Millie haunts thrift stores for unusual, recycled fabrics. Adjoining her main studio space is a room surrounded with many box-like shelves. On the shelves fabrics are categorized in tantalizing juxtaposition: the rich and evocative colours of Japanese floral cottons, Indonesian batiks, Indian silk, homespuns, linens, African block prints- any fabric which may echo her concepts. Fabrics are indexed by countries and colour. Below in shelves of a central island is her formidable collection of quilt-related books, all indexed, as well as the binders which form a record of the evolution of her many projects.
Millie and her husband Graeme Chalmers came to Fergus in 2008 when Graeme retired from professorship at the University of British Columbia. After much searching, they bought a heritage stone house on St. Andrew Street in Fergus, by the Grand River, adapting it to their mutual artistic needs. Millie had lived in several communities of southern Ontario in her youth, where her father was a minister.
At the age of seven she told her teacher she wanted to become a medical doctor. This early aspiration never wavered. On scholarship, she attended the University of Western Ontario for nine formative years to gain an M.D. She spent twelve years as a family physician in Hazelton, a small community in British Columbia, 750 miles north of Vancouver, with a largely First Nation population. Later, after meeting Graeme, she moved to Vancouver and worked at St. Paul’s Hospital for 19 years as a palliative care physician. St. Pauls’ was the first palliative care unit in Canada (1989) to integrate AIDS patients and cancer patients in the same unit. It was tough but rewarding work, supported by superb colleagues.

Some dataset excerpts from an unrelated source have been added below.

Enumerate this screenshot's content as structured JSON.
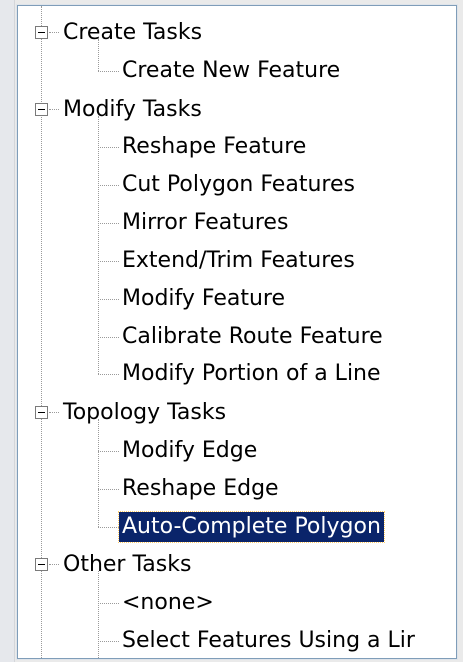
{
  "tree": {
    "groups": [
      {
        "label": "Create Tasks",
        "items": [
          "Create New Feature"
        ]
      },
      {
        "label": "Modify Tasks",
        "items": [
          "Reshape Feature",
          "Cut Polygon Features",
          "Mirror Features",
          "Extend/Trim Features",
          "Modify Feature",
          "Calibrate Route Feature",
          "Modify Portion of a Line"
        ]
      },
      {
        "label": "Topology Tasks",
        "items": [
          "Modify Edge",
          "Reshape Edge",
          "Auto-Complete Polygon"
        ]
      },
      {
        "label": "Other Tasks",
        "items": [
          "<none>",
          "Select Features Using a Lir"
        ]
      }
    ],
    "selected": "Auto-Complete Polygon"
  }
}
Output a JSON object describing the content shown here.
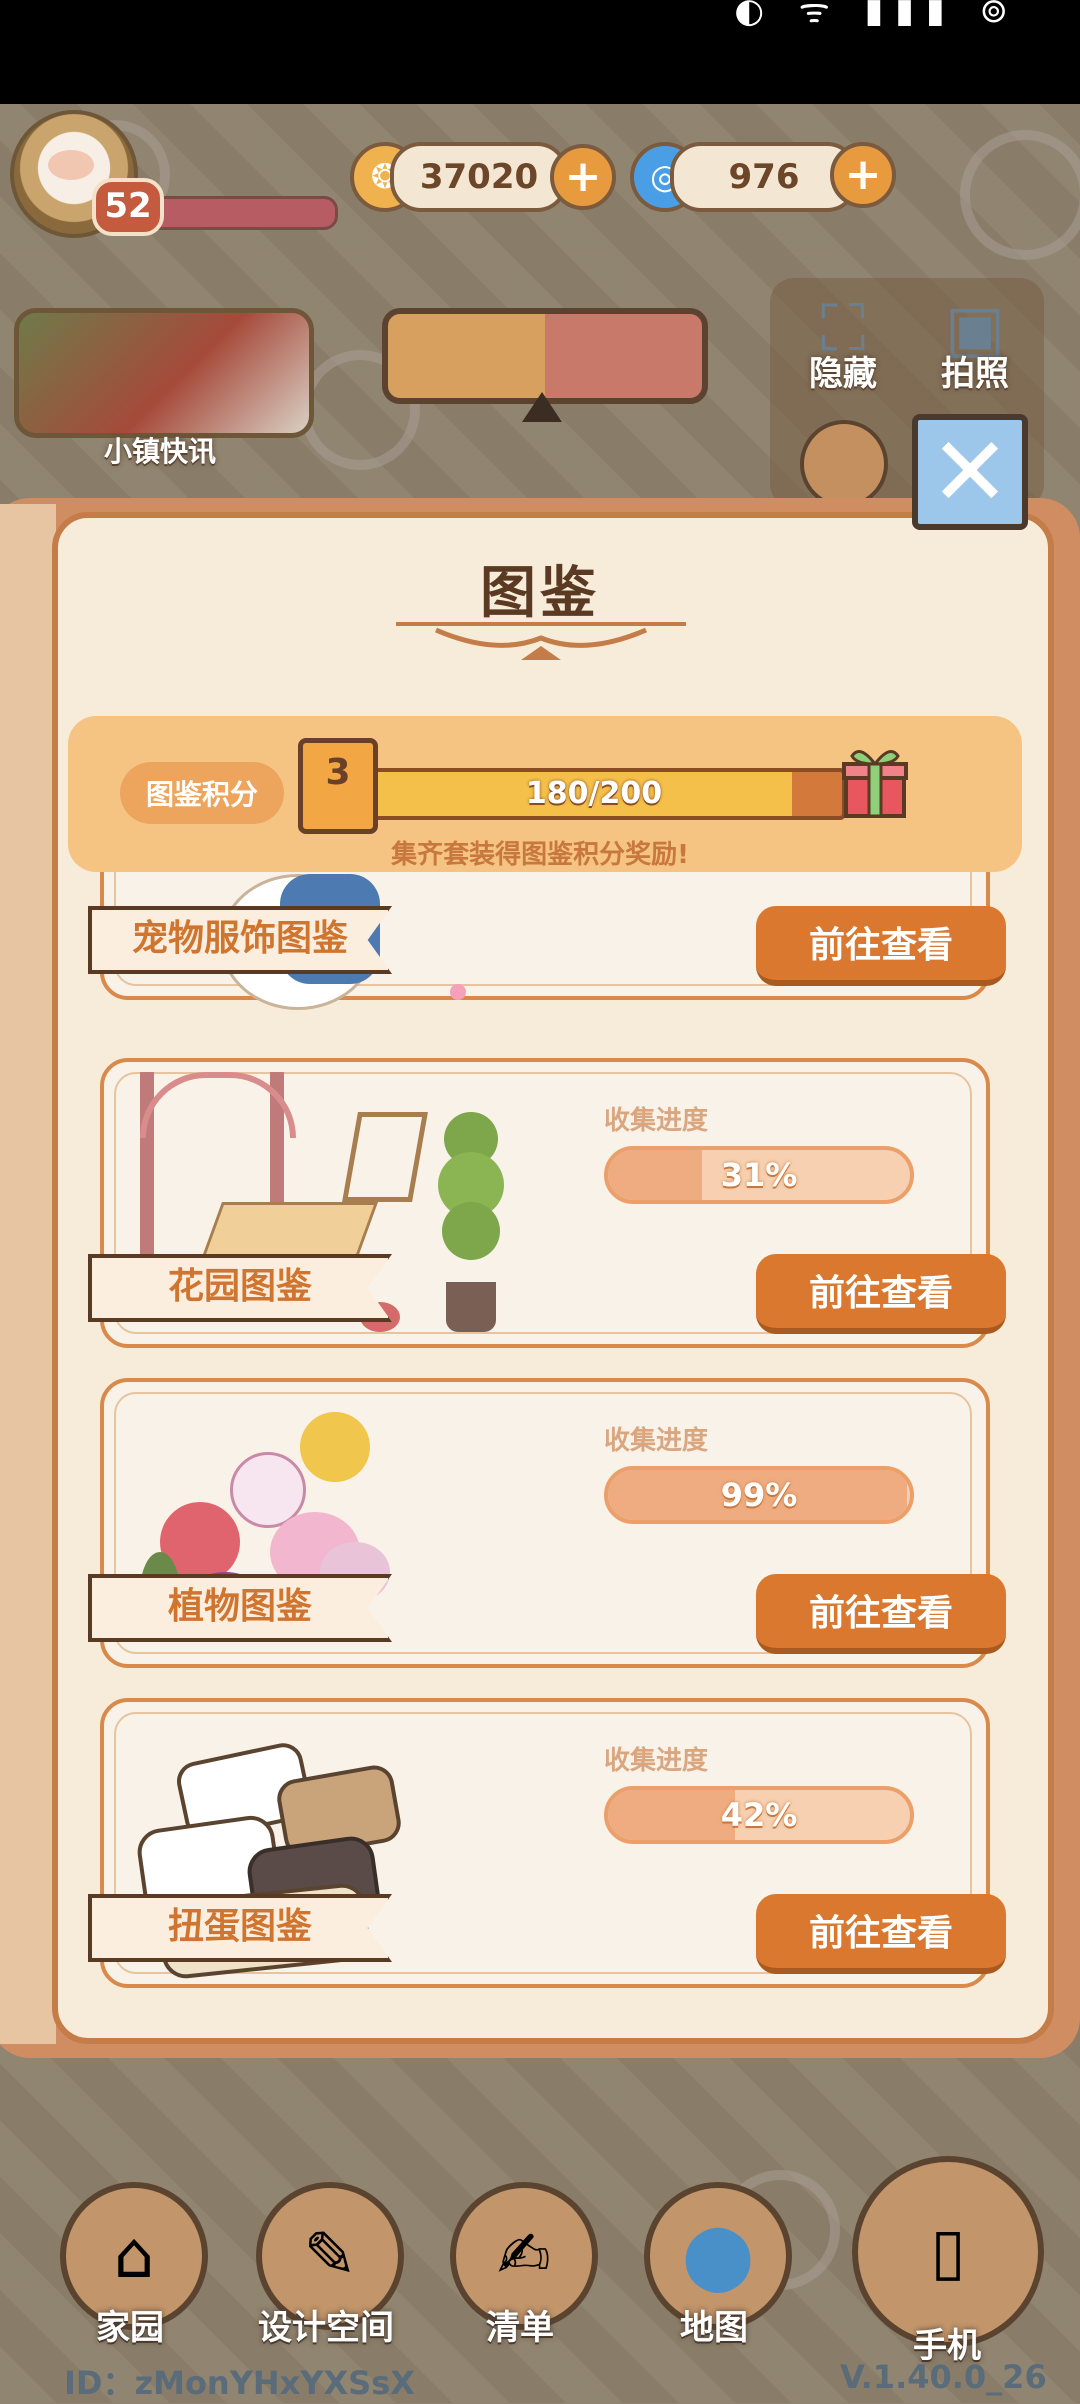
{
  "status_bar": {
    "icons": "◐ ᯤ ▮▮▮ ⊚"
  },
  "header": {
    "level": "52",
    "coins": "37020",
    "gems": "976",
    "plus": "+"
  },
  "news": {
    "label": "小镇快讯"
  },
  "tools": {
    "hide_label": "隐藏",
    "photo_label": "拍照",
    "close": "✕"
  },
  "book": {
    "title": "图鉴",
    "points_label": "图鉴积分",
    "points_level": "3",
    "points_text": "180/200",
    "points_progress": 0.9,
    "points_hint": "集齐套装得图鉴积分奖励!",
    "cards": [
      {
        "title": "宠物服饰图鉴",
        "button": "前往查看"
      },
      {
        "title": "花园图鉴",
        "progress_label": "收集进度",
        "progress_text": "31%",
        "progress": 0.31,
        "button": "前往查看"
      },
      {
        "title": "植物图鉴",
        "progress_label": "收集进度",
        "progress_text": "99%",
        "progress": 0.99,
        "button": "前往查看"
      },
      {
        "title": "扭蛋图鉴",
        "progress_label": "收集进度",
        "progress_text": "42%",
        "progress": 0.42,
        "button": "前往查看"
      }
    ]
  },
  "nav": {
    "home": "家园",
    "design": "设计空间",
    "list": "清单",
    "map": "地图",
    "phone": "手机"
  },
  "footer": {
    "id": "ID：zMonYHxYXSsX",
    "version": "V.1.40.0_26"
  }
}
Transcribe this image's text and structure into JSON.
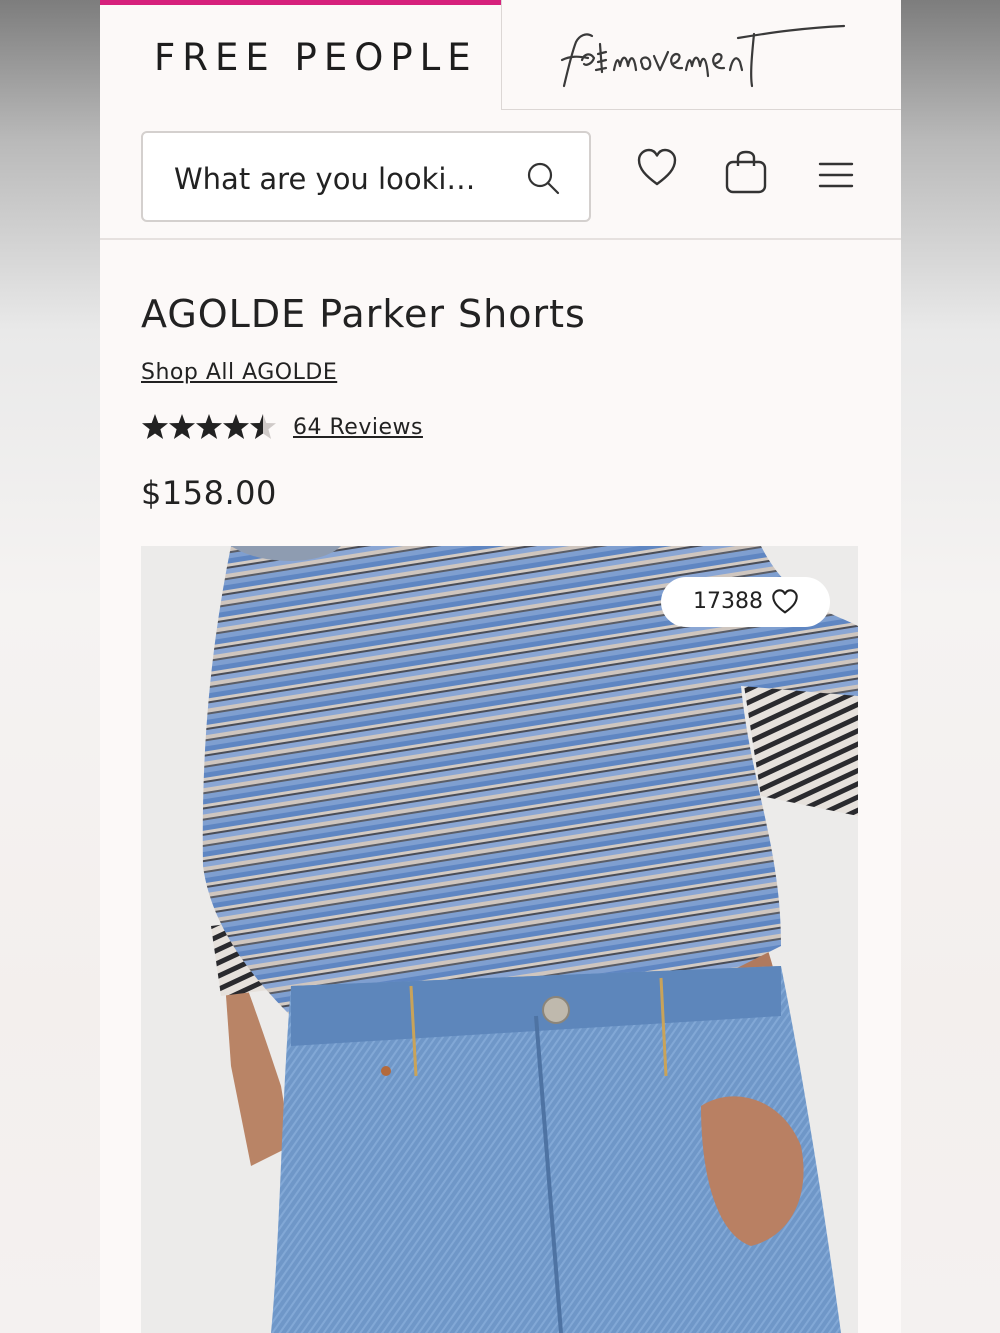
{
  "header": {
    "brand_logo": "FREE PEOPLE",
    "movement_logo": "fpmovement",
    "search": {
      "placeholder": "What are you looki…"
    },
    "icons": [
      "search-icon",
      "heart-icon",
      "bag-icon",
      "menu-icon"
    ]
  },
  "product": {
    "title": "AGOLDE Parker Shorts",
    "brand_link": "Shop All AGOLDE",
    "rating": 4.5,
    "reviews_label": "64 Reviews",
    "price": "$158.00",
    "favorites_count": "17388"
  },
  "colors": {
    "accent": "#d6217c",
    "background": "#fcf9f8",
    "text": "#222222"
  }
}
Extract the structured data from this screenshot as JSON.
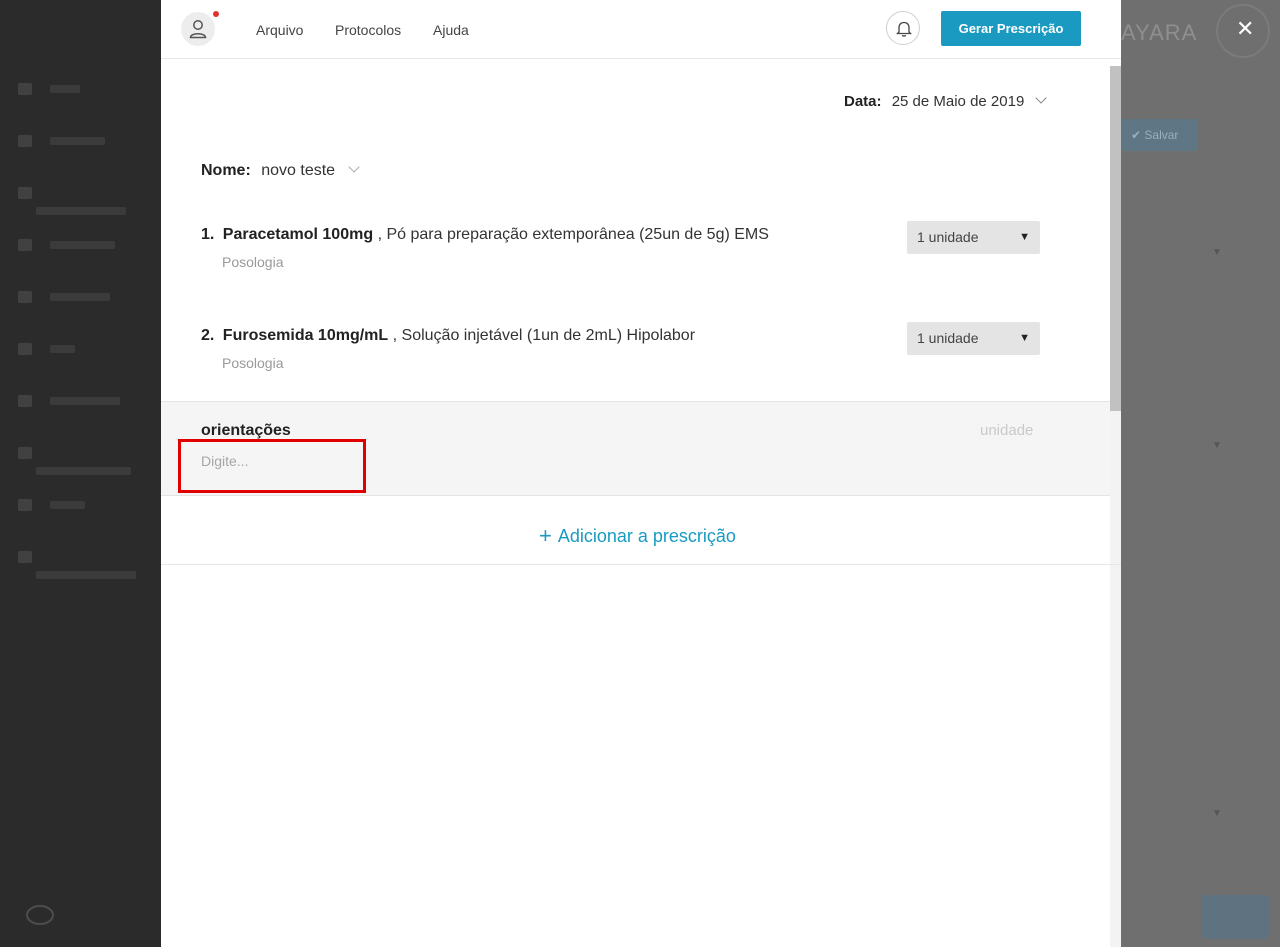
{
  "background": {
    "brand_partial": "AYARA",
    "save_label": "Salvar"
  },
  "topbar": {
    "menu": [
      "Arquivo",
      "Protocolos",
      "Ajuda"
    ],
    "generate_label": "Gerar Prescrição"
  },
  "prescription": {
    "date_label": "Data:",
    "date_value": "25 de Maio de 2019",
    "name_label": "Nome:",
    "name_value": "novo teste",
    "items": [
      {
        "number": "1.",
        "name": "Paracetamol 100mg",
        "description": ", Pó para preparação extemporânea (25un de 5g) EMS",
        "posologia": "Posologia",
        "quantity": "1 unidade"
      },
      {
        "number": "2.",
        "name": "Furosemida 10mg/mL",
        "description": ", Solução injetável (1un de 2mL) Hipolabor",
        "posologia": "Posologia",
        "quantity": "1 unidade"
      }
    ],
    "orientations": {
      "title": "orientações",
      "unit": "unidade",
      "placeholder": "Digite...",
      "value": ""
    },
    "add_label": "Adicionar a prescrição"
  },
  "colors": {
    "accent": "#1a9ac1",
    "highlight": "#e00000",
    "notification": "#e2322c"
  }
}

Millie’s return to Southern Ontario was spurred by a family cottage in Lost Channel, enjoyed till 2013. It has now been exchanged for another beloved cottage with better access, on Six Mile Lake, but Millie’s red canoe follows her everywhere. In it she finds her greatest happiness. Her quilts are reproduced in publications such as Cottage Life, the Canadian Quilter, Fabrications, Studios, Quilters’ Newsletter, and Fibre Content (2016 juried show at the Art Gallery of Burlington). She is also a member of SAQA, Studio Art Quilts Associates, which now boasts 3400 members internationally, dedicated to the promotion of the art quilt through education, exhibitions, professional development, documentation and publications. In May 2016, SAQA mounted the exhibition MY CORNER OF THE WORLD -at the Stratford-Perth Museum. This stunning collection of Art Quilts presented the vision of designers and stitch artists from across Canada and around the world and is currently a travelling show. Members were asked to draw on memories of locations relevant to their lives – one of Millie’s three entries was “Washday Blues”: a clothesline of rust-stained washing hangs out over a rural landscape of Southern Ontario, a silo is subtle against a varying blue sky. Millie’s notes are poignant: “Even as I celebrate that landscape and the farming roots passed on from my grandfather, I mourn the progressive loss of those wonderful farms and barns, and the malignant urban sprawl that devours our lovely farmland”.
Millie’s reputation for uncompromising and deeply sensitive, imaginative work has brought her name to the forefront of the fibre arts world, where her vision is received with ever increasing appreciation.